Figure 1. Alignment of Deduced Amino Acid Sequences of T1R3 and T1R2 from Five Species

This figure shows the alignment of the deduced sequences of the taste receptor proteins, T1R3 and T1R2, from domestic cat, domestic dog, human, mouse, and rat. Amino acids that are identical among species are shaded in black; conservative amino acid substitutions are shaded in gray. The cat T1R3 sequence shows high similarity with that of human and rodents, with especially high similarity with that of dog. The predicted cat T1R2 sequence is truncated at amino acid 355 due to a premature stop codon at bp 57–59 in exon 4, which results from a 247-bp deletion in exon 3. The underlined amino acids from 316 to 355 of the cat T1R2 result from the frame shift brought by the 247-bp deletion in exon 3. Note that the deduced amino acid sequence of dog T1R2 predicts an apparently normal protein showing high similarity with that of rat, mouse, and human.

Figure 2. Gene Structures of Cat Tas1r3, Human TAS1R3, and Cat Tas1r2, Human TAS1R2

The exons are shown in black (size in bp of each exon is in parentheses).
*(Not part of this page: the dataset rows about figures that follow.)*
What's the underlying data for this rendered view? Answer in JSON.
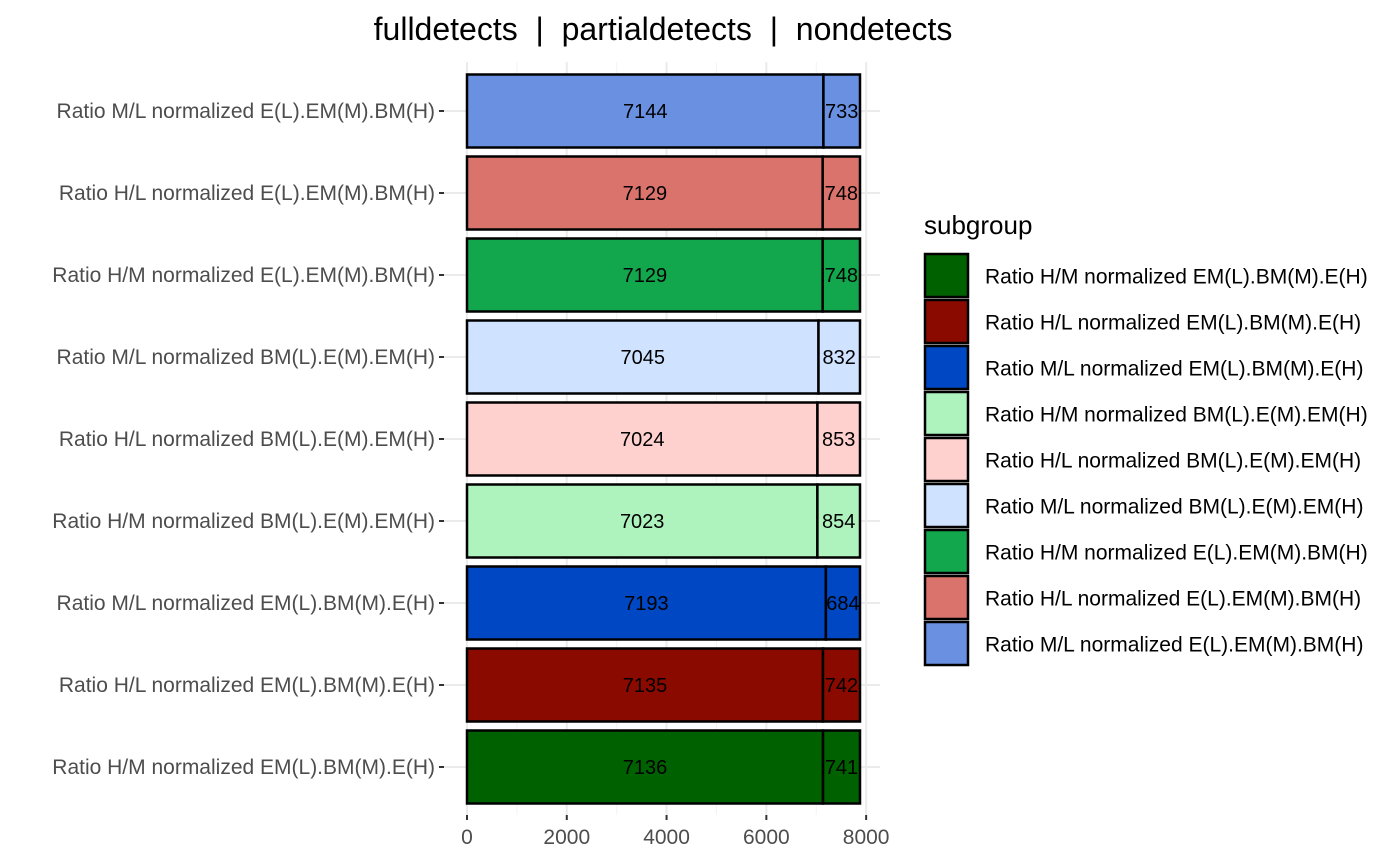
{
  "chart_data": {
    "type": "bar",
    "orientation": "horizontal",
    "stacked": true,
    "title": "fulldetects  |  partialdetects  |  nondetects",
    "xlabel": "",
    "ylabel": "",
    "xlim": [
      0,
      8000
    ],
    "xticks": [
      0,
      2000,
      4000,
      6000,
      8000
    ],
    "xtick_labels": [
      "0",
      "2000",
      "4000",
      "6000",
      "8000"
    ],
    "grid": true,
    "legend": {
      "title": "subgroup",
      "position": "right",
      "entries": [
        {
          "label": "Ratio H/M normalized EM(L).BM(M).E(H)",
          "color": "#006100"
        },
        {
          "label": "Ratio H/L normalized EM(L).BM(M).E(H)",
          "color": "#8B0A00"
        },
        {
          "label": "Ratio M/L normalized EM(L).BM(M).E(H)",
          "color": "#0047C3"
        },
        {
          "label": "Ratio H/M normalized BM(L).E(M).EM(H)",
          "color": "#AEF3BD"
        },
        {
          "label": "Ratio H/L normalized BM(L).E(M).EM(H)",
          "color": "#FFD1CE"
        },
        {
          "label": "Ratio M/L normalized BM(L).E(M).EM(H)",
          "color": "#CFE2FF"
        },
        {
          "label": "Ratio H/M normalized E(L).EM(M).BM(H)",
          "color": "#12A74C"
        },
        {
          "label": "Ratio H/L normalized E(L).EM(M).BM(H)",
          "color": "#DA736C"
        },
        {
          "label": "Ratio M/L normalized E(L).EM(M).BM(H)",
          "color": "#6A90E2"
        }
      ]
    },
    "categories": [
      "Ratio M/L normalized E(L).EM(M).BM(H)",
      "Ratio H/L normalized E(L).EM(M).BM(H)",
      "Ratio H/M normalized E(L).EM(M).BM(H)",
      "Ratio M/L normalized BM(L).E(M).EM(H)",
      "Ratio H/L normalized BM(L).E(M).EM(H)",
      "Ratio H/M normalized BM(L).E(M).EM(H)",
      "Ratio M/L normalized EM(L).BM(M).E(H)",
      "Ratio H/L normalized EM(L).BM(M).E(H)",
      "Ratio H/M normalized EM(L).BM(M).E(H)"
    ],
    "colors": [
      "#6A90E2",
      "#DA736C",
      "#12A74C",
      "#CFE2FF",
      "#FFD1CE",
      "#AEF3BD",
      "#0047C3",
      "#8B0A00",
      "#006100"
    ],
    "series": [
      {
        "values": [
          7144,
          7129,
          7129,
          7045,
          7024,
          7023,
          7193,
          7135,
          7136
        ]
      },
      {
        "values": [
          733,
          748,
          748,
          832,
          853,
          854,
          684,
          742,
          741
        ]
      },
      {
        "values": [
          0,
          0,
          0,
          0,
          0,
          0,
          0,
          0,
          0
        ]
      }
    ]
  }
}
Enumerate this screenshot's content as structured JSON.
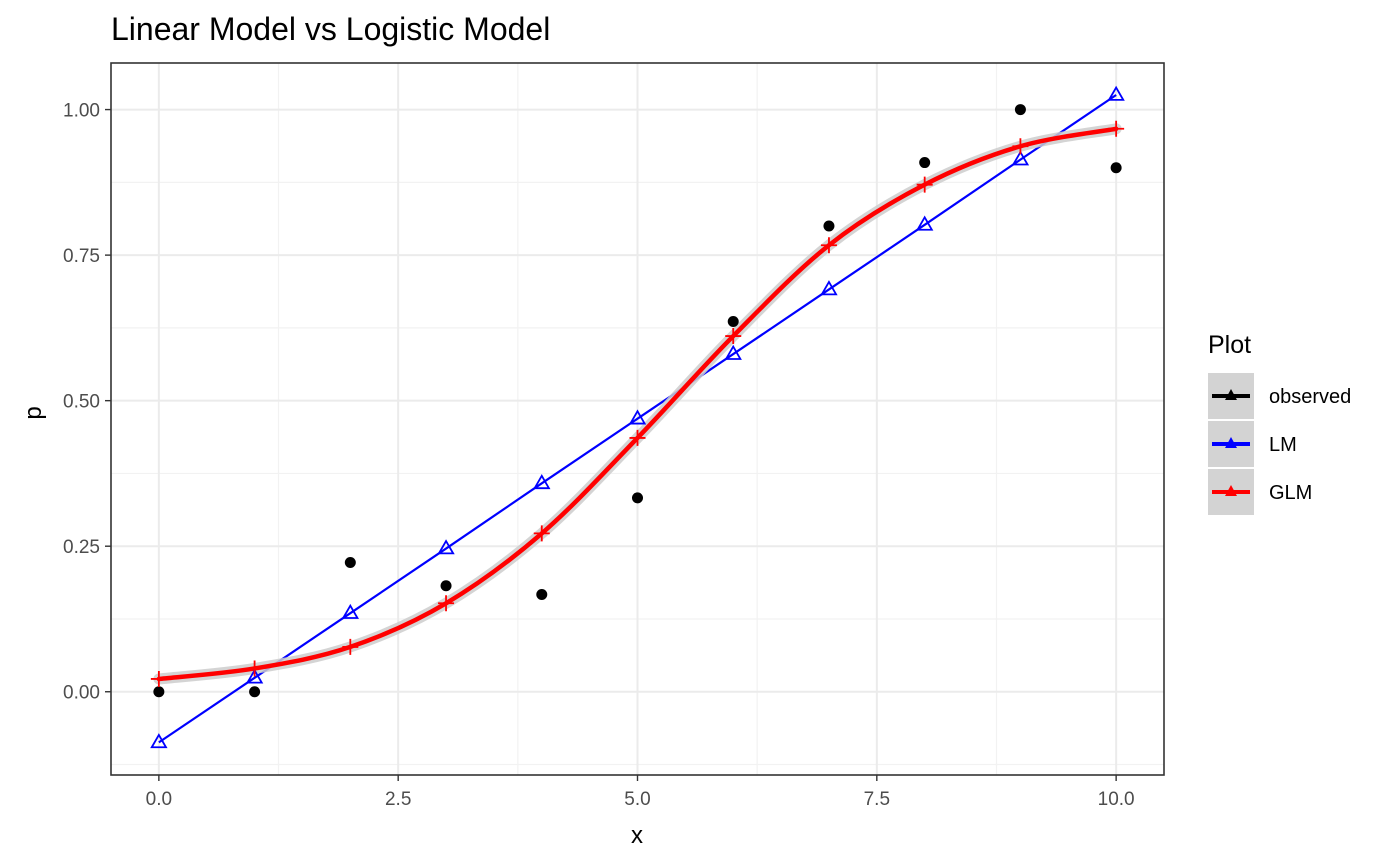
{
  "chart_data": {
    "type": "scatter",
    "title": "Linear Model vs Logistic Model",
    "xlabel": "x",
    "ylabel": "p",
    "xlim": [
      -0.5,
      10.5
    ],
    "ylim": [
      -0.143,
      1.08
    ],
    "x_ticks": [
      0,
      2.5,
      5,
      7.5,
      10
    ],
    "x_tick_labels": [
      "0.0",
      "2.5",
      "5.0",
      "7.5",
      "10.0"
    ],
    "y_ticks": [
      0,
      0.25,
      0.5,
      0.75,
      1
    ],
    "y_tick_labels": [
      "0.00",
      "0.25",
      "0.50",
      "0.75",
      "1.00"
    ],
    "grid": true,
    "legend": {
      "title": "Plot",
      "position": "right",
      "entries": [
        "observed",
        "LM",
        "GLM"
      ]
    },
    "series": [
      {
        "name": "observed",
        "style": "points",
        "color": "#000000",
        "marker": "dot",
        "x": [
          0,
          1,
          2,
          3,
          4,
          5,
          6,
          7,
          8,
          9,
          10
        ],
        "y": [
          0,
          0,
          0.222,
          0.182,
          0.167,
          0.333,
          0.636,
          0.8,
          0.909,
          1.0,
          0.9
        ]
      },
      {
        "name": "LM",
        "style": "line+points",
        "color": "#0000ff",
        "marker": "triangle-open",
        "x": [
          0,
          1,
          2,
          3,
          4,
          5,
          6,
          7,
          8,
          9,
          10
        ],
        "y": [
          -0.087,
          0.024,
          0.135,
          0.246,
          0.358,
          0.469,
          0.58,
          0.691,
          0.802,
          0.914,
          1.025
        ]
      },
      {
        "name": "GLM",
        "style": "smooth+points",
        "color": "#ff0000",
        "marker": "plus",
        "x": [
          0,
          1,
          2,
          3,
          4,
          5,
          6,
          7,
          8,
          9,
          10
        ],
        "y": [
          0.022,
          0.04,
          0.077,
          0.152,
          0.272,
          0.436,
          0.611,
          0.767,
          0.871,
          0.937,
          0.967
        ]
      }
    ]
  }
}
Boundaries of gene sequences used to produce probes for in situ hybridization studies (Figure 3) are shown by the horizontal lines labeled “P1” and “P2” under the sketch of the cat Tas1r3 and cat Tas1r2. Boundaries of sequence used to generate peptide antigens for immunohistochemical studies (Figure 4) are shown by the horizontal lines labeled “A” under the sketch of the cat Tas1r3 and cat Tas1r2. The locations referred to in the vertical explanation text above the asterisks and the spade symbol indicate the position in bp within each exon. Intron sizes shown in the figure are not proportionally scaled on both (A) and (B) because of the large size of Tas1r2 introns. Under each human exon is the percent similarity between each human exon and its cat counterpart at the nucleotide level (Figure 2B). The exons for cat Tas1r2 refer to parts corresponding to human exons. The spade symbol (♠) indicates the position of microdeletion in exon 3 of cat Tas1r2. Asterisks (*) indicate the stop codon positions in exon 4 and 6 of cat Tas1r2. Note that nucleotide numbers of the exon 3 in human TAS1R2 and cat Tas1r2 are not identical.
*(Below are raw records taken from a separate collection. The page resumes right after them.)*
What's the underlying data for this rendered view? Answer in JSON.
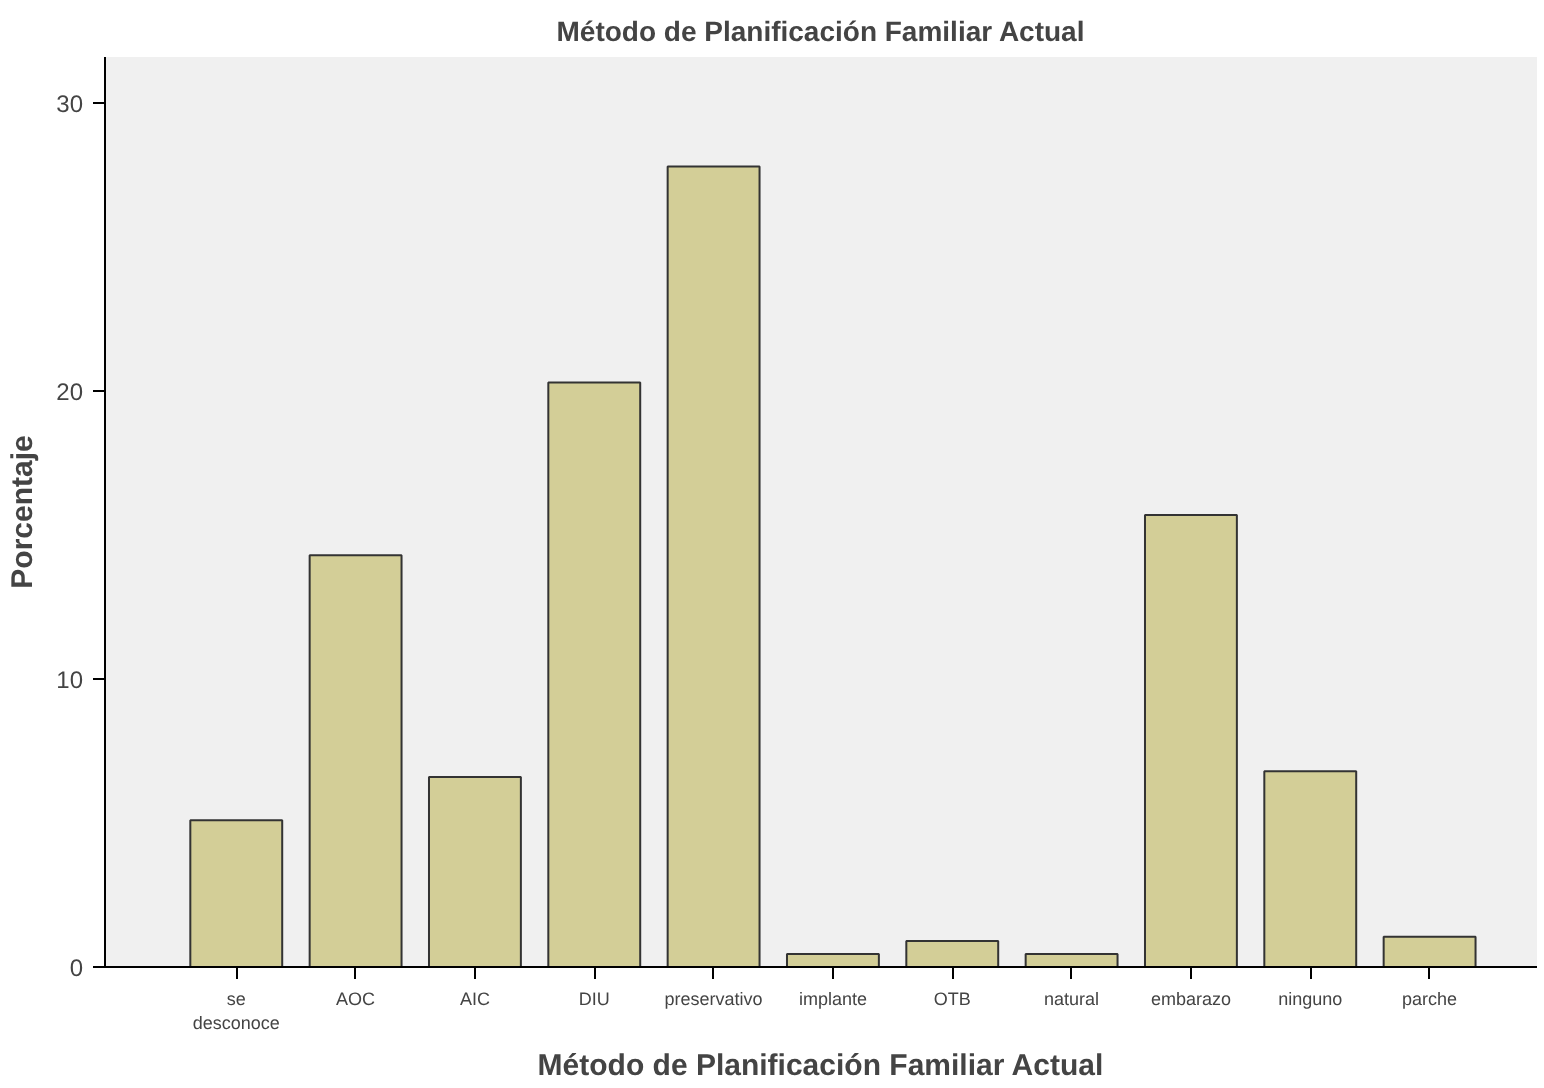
{
  "chart_data": {
    "type": "bar",
    "title": "Método de Planificación Familiar Actual",
    "xlabel": "Método de Planificación Familiar Actual",
    "ylabel": "Porcentaje",
    "categories": [
      "se desconoce",
      "AOC",
      "AIC",
      "DIU",
      "preservativo",
      "implante",
      "OTB",
      "natural",
      "embarazo",
      "ninguno",
      "parche"
    ],
    "values": [
      5.1,
      14.3,
      6.6,
      20.3,
      27.8,
      0.45,
      0.9,
      0.45,
      15.7,
      6.8,
      1.05
    ],
    "color": "#d3ce97",
    "ylim": [
      0,
      31.6
    ],
    "yticks": [
      0,
      10,
      20,
      30
    ],
    "grid": false
  }
}
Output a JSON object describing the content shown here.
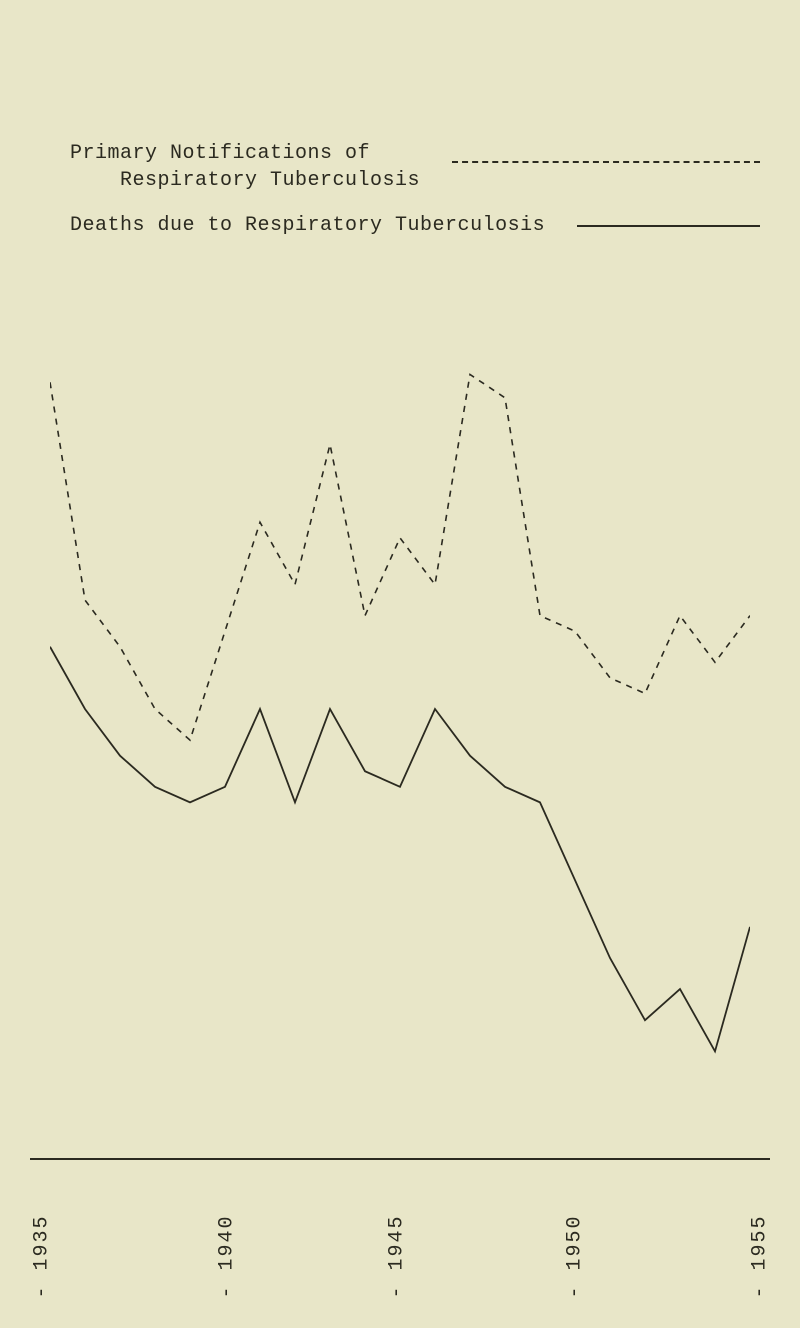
{
  "legend": {
    "series1": {
      "line1": "Primary Notifications of",
      "line2": "Respiratory Tuberculosis",
      "line_style": "dashed"
    },
    "series2": {
      "line1": "Deaths due to Respiratory Tuberculosis",
      "line_style": "solid"
    }
  },
  "chart": {
    "type": "line",
    "background_color": "#e8e6c8",
    "line_color": "#2b2a20",
    "axis_color": "#2b2a20",
    "font_family": "Courier New",
    "label_fontsize": 20,
    "x_years": [
      1935,
      1936,
      1937,
      1938,
      1939,
      1940,
      1941,
      1942,
      1943,
      1944,
      1945,
      1946,
      1947,
      1948,
      1949,
      1950,
      1951,
      1952,
      1953,
      1954,
      1955
    ],
    "x_ticks": [
      {
        "year": 1935,
        "label": "1935",
        "pos": 0.0
      },
      {
        "year": 1940,
        "label": "1940",
        "pos": 0.25
      },
      {
        "year": 1945,
        "label": "1945",
        "pos": 0.48
      },
      {
        "year": 1950,
        "label": "1950",
        "pos": 0.72
      },
      {
        "year": 1955,
        "label": "1955",
        "pos": 0.97
      }
    ],
    "y_range": [
      0,
      100
    ],
    "series": [
      {
        "name": "Primary Notifications of Respiratory Tuberculosis",
        "dash": "6,6",
        "width": 1.6,
        "values": [
          92,
          64,
          58,
          50,
          46,
          60,
          74,
          66,
          84,
          62,
          72,
          66,
          93,
          90,
          62,
          60,
          54,
          52,
          62,
          56,
          62
        ]
      },
      {
        "name": "Deaths due to Respiratory Tuberculosis",
        "dash": "none",
        "width": 1.8,
        "values": [
          58,
          50,
          44,
          40,
          38,
          40,
          50,
          38,
          50,
          42,
          40,
          50,
          44,
          40,
          38,
          28,
          18,
          10,
          14,
          6,
          22
        ]
      }
    ]
  }
}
Figure 3. RNA Expression of Cat Tas1r2 and Tas1r3 from Circumvallate Papillae

Digoxigenin-labeled sense and antisense cRNA probes corresponding to exons 3 and 6 of cat Tas1r2 and Tas1r3 were synthesized using DIG RNA labeling kit (Roche Applied Science, Indianapolis, Indiana, United States) (See Figure 2 for the locations of in situ probes, and Table 3 for identity of primers.) Hybridizations were carried as described [39]. Panel (A) shows result of antisense probes for Tas1r3, whereas panel (B) shows the result of the sense probes for Tas1r3. Panel (C) shows results of the antisense probes for Tas1r2 whereas panel (D) shows results of the sense probes. Scale bar, shown only in panel (A), = 60 μm for (A), (B), (C), and (D).

Figure 4. Protein Expression of Cat T1R2 and T1R3

Cat T1R3 expression is detected in taste buds of circumvallate papilla (CV) (A) and a fungiform papilla (Fun) just anterior to the intermolar eminence (B) by labeling with anti-mouse T1R3 antibody. Cat T1R2 expression is not detectable in either circumvallate (C) or fungiform (D) using an anti-cat T1R2 antibody. Control studies demonstrated that the anti-cat T1R2 antibody labeled a subset of taste bud cells in rat circumvallate (data not shown). Scale bar, shown only in panel (A) and (B), = 60 μm for (A) and = 45 μm for (B). Scale for panel (C) is the same as that of panel (A); scale for panel (D) is the same as that of panel (B).